Pretty soon things were getting bad and I was a bit concerned. So I tried to restart the Hub. That didn't help and a few more repair tries continued to degrade the network. After doing my diligence to search for the issues and help, I was about to post and saw Jeff's comment that a simple Hub restart does not reset the radio h/w. That never occurred to me as in my job life, we make sure to design that in for all radios in our system, and also have external means (dedicated hardware or a small monitoring controller) so that we can restart our radios in the event that an app, the OS, or our processor(s)/device hang and die.
SO... I did a hard shutdown and power down per the recommendation. After coming back up, the fan controller and other devices were working.
The next night, I added two more Zooz ZEN71 switches (to the same room/area). Same thing happened; A few devices went offline, zwave repairs failed and just took down more devices.
While debugging and testing, I enabled mesh on some powered devices that previously weren't enabled for mesh in this area (I have many and the space isn't that large). In the early days I was trying to control limit the hops that routes would take in this area by not enabling all the repeaters.
That didn't help and if anything maybe made things worse. SO I repeated the prior nights procedure. Hard shutdown, pull power wait... reboot.
When the Hub came back up, the network was more streamlined than I have ever seen it.

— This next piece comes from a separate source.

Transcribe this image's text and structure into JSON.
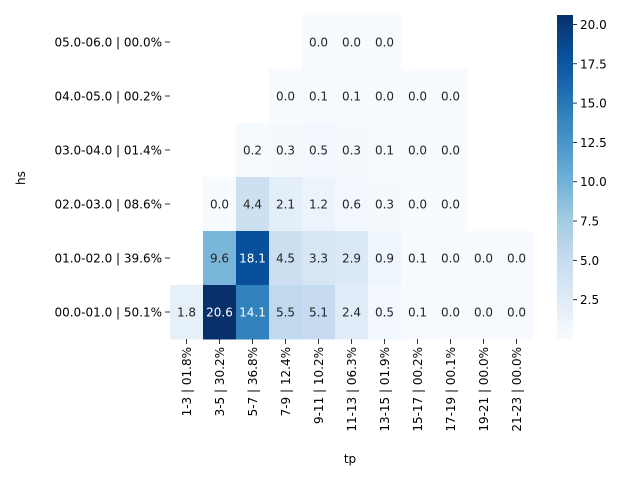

Far more of the devices that 'should' be a single hop (literally feet from the hub), were direct connected; the devices which did take multi hops mostly made sense to me based on their distance/location etc. upstairs, or farther away with repeater devices in the general line of radio sight to their location.
I haven't done extensive testing yet tonight, and I'm not adding more devices for a bit and especially until I get a better feel for whats going on.
I'm not sure what to make of all this yet, but wanted to share to get thoughts and/or add more data if there is something going on more wide scale.